Cathbad joined her, but remained on the ground. “Come down here, Maeve.”
She dropped slowly until she stood beside him. “Did you find something?”
“Not exactly.” He turned his head to one side and back to the other. “I do believe this might have been warded by one of
my
descendants instead of Flaevynn.”
Maeve had hesitated once to join forces with this druid, but he’d proven his ability to be shrewd and powerful when dealing with entities. Just as he had today. “Do you think you can break it?”
“No, I would not do that.”
“Why?”
“Because that might destroy the wall.” He leaned forward, placing a hand over one specific stone, and runic inscriptions appeared, etched into a ruby the size of a loaf of bread. “If we damage the wall, we have no way to find out what happened before we arrived in this tower.”
Yet again, he earned his place with her.
She held the power of an entire pantheon, but every ruler needed a right-hand man. She asked, “Can you take control?”
“I’m doin’ it as we speak.”
The wall of stones came alive. Scenes were drifting in and out. Maeve caught a flash of mountains that rose from a mist, then a battle being waged with gryphons.
Her
gryphons.
Just as the Alterants were hers. There had to be more Alterants to change into gryphons and she would find those as well.
Cathbad waved his hands quickly above several stones. Each time his palms passed over a stone, the runic inscriptions would glow.
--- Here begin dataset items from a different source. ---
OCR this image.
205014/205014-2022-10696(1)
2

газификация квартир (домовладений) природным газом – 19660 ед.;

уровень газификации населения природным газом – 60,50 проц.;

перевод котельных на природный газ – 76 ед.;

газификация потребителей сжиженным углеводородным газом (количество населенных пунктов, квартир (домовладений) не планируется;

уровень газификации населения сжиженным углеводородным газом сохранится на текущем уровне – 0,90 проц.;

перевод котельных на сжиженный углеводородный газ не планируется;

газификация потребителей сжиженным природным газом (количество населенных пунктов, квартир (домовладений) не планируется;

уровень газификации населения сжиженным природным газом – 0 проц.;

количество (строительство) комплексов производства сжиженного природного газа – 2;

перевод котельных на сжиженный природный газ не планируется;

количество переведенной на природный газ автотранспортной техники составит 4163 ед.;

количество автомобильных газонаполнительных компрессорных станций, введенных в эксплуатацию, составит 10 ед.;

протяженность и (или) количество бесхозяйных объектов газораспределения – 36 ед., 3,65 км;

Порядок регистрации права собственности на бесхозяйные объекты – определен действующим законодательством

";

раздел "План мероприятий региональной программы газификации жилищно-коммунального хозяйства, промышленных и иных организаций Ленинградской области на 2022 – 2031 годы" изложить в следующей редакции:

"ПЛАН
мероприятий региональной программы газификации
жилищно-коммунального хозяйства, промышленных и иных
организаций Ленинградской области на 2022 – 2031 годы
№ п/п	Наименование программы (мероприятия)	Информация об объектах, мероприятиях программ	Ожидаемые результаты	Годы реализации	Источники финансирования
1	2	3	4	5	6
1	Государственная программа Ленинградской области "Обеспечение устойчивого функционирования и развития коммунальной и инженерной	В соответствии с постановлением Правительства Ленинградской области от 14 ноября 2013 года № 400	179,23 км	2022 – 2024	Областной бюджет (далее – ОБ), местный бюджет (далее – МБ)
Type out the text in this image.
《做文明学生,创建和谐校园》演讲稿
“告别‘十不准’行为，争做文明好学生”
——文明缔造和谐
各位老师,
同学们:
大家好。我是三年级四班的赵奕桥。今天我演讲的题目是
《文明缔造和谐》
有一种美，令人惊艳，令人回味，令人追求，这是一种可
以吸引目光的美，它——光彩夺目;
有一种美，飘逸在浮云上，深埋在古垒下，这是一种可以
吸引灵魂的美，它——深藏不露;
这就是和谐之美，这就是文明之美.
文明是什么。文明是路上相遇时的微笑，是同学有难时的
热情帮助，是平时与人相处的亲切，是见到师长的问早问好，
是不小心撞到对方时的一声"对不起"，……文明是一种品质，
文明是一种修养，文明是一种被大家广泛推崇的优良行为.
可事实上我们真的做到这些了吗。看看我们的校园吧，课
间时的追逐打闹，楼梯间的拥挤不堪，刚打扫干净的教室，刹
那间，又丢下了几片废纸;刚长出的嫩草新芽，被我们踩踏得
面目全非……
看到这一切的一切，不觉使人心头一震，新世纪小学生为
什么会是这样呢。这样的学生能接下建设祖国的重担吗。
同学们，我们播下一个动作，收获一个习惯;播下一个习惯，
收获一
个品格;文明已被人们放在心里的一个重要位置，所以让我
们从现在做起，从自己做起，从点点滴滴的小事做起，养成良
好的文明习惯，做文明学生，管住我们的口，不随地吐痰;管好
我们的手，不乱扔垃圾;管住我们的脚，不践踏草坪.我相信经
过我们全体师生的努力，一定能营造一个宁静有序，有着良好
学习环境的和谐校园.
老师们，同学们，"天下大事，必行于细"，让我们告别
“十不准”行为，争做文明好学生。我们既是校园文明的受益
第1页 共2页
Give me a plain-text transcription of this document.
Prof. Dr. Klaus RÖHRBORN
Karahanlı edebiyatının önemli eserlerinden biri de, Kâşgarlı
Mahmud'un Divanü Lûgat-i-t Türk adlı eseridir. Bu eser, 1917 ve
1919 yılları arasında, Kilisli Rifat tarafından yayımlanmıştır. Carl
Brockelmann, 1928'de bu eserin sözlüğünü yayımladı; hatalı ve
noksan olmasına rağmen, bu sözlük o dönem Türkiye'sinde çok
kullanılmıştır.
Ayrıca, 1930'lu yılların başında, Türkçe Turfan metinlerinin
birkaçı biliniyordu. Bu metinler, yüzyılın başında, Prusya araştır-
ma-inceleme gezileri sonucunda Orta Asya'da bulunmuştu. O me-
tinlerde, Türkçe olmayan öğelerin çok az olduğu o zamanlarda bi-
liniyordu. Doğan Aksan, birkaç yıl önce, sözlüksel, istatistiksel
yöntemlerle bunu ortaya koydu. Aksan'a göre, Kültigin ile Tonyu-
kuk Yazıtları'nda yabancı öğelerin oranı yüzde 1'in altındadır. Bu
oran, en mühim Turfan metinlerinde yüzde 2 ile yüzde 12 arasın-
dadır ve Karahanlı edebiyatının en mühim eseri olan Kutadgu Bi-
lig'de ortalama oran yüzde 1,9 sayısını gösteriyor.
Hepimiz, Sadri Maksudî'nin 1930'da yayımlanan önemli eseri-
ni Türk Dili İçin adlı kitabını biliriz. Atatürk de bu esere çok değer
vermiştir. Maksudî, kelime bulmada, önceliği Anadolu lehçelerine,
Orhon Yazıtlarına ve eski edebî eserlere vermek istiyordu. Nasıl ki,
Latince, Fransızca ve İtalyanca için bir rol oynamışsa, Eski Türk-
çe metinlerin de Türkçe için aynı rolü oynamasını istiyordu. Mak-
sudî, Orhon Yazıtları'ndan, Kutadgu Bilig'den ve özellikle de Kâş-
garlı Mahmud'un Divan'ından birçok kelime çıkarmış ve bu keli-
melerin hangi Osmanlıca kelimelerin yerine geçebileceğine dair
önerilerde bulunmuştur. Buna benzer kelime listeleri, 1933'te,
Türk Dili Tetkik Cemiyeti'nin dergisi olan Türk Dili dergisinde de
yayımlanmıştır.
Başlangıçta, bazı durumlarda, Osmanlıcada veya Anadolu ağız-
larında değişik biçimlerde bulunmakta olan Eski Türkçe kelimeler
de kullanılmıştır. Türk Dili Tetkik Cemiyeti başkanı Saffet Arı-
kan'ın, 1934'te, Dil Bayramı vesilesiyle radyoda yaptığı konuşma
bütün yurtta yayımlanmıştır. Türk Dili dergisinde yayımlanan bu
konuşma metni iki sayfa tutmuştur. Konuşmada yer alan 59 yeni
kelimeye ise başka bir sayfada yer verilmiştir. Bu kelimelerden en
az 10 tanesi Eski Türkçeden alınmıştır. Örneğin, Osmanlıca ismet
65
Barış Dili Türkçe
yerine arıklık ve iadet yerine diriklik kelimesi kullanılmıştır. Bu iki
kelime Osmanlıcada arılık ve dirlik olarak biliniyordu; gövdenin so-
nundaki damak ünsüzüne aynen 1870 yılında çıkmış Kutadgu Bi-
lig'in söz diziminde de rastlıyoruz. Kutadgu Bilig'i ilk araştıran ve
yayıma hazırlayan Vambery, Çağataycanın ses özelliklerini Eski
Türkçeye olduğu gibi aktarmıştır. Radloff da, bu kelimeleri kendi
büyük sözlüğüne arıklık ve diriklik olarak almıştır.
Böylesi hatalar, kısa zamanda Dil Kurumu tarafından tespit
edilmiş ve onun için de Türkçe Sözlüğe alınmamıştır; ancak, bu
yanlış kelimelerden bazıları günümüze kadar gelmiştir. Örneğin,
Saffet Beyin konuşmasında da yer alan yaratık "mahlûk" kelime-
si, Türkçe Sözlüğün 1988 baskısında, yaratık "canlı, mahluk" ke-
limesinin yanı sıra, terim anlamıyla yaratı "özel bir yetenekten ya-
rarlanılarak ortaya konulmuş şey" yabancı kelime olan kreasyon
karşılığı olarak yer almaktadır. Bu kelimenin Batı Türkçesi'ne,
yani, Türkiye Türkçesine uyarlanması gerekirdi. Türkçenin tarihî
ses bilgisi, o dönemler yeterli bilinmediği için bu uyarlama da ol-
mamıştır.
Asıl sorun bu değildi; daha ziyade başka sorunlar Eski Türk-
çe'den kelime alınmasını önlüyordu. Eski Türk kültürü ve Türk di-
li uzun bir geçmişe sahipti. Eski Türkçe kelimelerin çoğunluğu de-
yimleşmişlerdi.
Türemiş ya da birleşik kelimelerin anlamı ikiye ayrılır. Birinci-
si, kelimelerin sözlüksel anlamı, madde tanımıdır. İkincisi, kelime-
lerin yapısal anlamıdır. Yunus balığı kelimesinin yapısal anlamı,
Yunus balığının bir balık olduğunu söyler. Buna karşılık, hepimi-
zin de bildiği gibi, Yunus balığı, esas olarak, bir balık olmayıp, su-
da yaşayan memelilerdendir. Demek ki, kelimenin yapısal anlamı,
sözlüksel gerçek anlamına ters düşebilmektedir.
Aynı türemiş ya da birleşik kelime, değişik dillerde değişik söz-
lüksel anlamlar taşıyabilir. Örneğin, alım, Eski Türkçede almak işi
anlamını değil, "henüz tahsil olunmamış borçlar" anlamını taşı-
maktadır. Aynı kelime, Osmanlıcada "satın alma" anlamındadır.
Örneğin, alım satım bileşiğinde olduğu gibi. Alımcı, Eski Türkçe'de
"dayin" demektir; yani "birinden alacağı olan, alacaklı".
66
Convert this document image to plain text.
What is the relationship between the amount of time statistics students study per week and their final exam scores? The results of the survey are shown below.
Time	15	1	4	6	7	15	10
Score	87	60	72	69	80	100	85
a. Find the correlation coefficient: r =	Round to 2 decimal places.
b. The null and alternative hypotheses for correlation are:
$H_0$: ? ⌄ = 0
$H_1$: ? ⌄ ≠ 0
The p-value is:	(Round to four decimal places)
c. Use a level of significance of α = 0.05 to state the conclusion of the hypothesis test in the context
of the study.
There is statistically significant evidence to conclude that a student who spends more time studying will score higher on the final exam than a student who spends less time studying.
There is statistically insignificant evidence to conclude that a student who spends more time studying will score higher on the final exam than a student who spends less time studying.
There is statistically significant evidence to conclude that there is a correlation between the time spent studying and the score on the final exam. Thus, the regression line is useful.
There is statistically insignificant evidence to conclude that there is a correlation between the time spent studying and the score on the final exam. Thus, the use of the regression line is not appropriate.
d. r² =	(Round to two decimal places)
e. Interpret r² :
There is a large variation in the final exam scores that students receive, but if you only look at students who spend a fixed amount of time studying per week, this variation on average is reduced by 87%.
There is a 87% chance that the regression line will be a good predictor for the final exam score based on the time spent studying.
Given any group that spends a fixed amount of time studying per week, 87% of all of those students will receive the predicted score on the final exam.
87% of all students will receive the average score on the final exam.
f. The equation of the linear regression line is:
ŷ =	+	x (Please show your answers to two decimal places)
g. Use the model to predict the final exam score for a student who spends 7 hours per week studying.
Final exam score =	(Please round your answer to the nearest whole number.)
He slowed his hands, staring up at the virtual screen as the images emerged one at a time, following the speed of his hand movement.
A woman and a man came into view. Maeve said, “There! Stop on that scene.”
“Just a moment,” Cathbad murmured, maneuvering the images with the skill of a captain piloting a ship in calm seas. “That one?”
Maeve studied the scene where a man held a young woman in his arms. He was crying. And he was clearly a Belador based on the aura surrounding him.
She looked closer and said, “That woman ... would that be Kizira? I saw her father for a moment just before you returned to take his place, and this young woman favors him.”
Cathbad gave it a long review. “I do believe it is her.” He leaned in, squinting at Kizira dying next to a Belador. “Strange pair, those two. Why would a Belador be holdin’ her as if she were precious to him?”
Good question. Maeve said, “Go back to see if you can find the gryphon attack that happened just before Flaevynn died.”
He did. They watched what Flaevynn must have seen once she released her gryphons to attack Treoir. First there had been a squadron of ten gryphons flying toward an opening in the Belador defenses on the island. That had to be the work of the Belador traitor she’d been informed of, who’d died that day. The woman riding one of the gryphons was the same one that had been dying in the arms of a Belador.
Cathbad scrunched up his face in a frown. “Why did Kizira die? A priestess can heal herself.”
“True, but the bigger question is, why did Kizira throw herself in front of a gryphon attacking a Belador and protect him?” Maeve pondered that and asked, “Can you give us sounds?”
“Not yet, but soon.” The images were flying faster again then stopped abruptly. “That’s as far as Flaevynn’s scrying went. Probably stopped at her death.”
That had been enough to show Maeve that some of the gryphons had continued to fight until they were ordered to stand down. Who had that power once Kizira had died? She had clearly controlled her attack team until then.
The last scene included that Belador carrying Kizira’s body toward the castle.
Maeve had never been one to wait for an opportunity to come to her. She believed in grasping it by the balls any chance she could. “We need sound for those scrying images, but in the meantime I want that Belador warrior found.” She started toward her throne and turned back. “In fact, where is Kizira’s body?”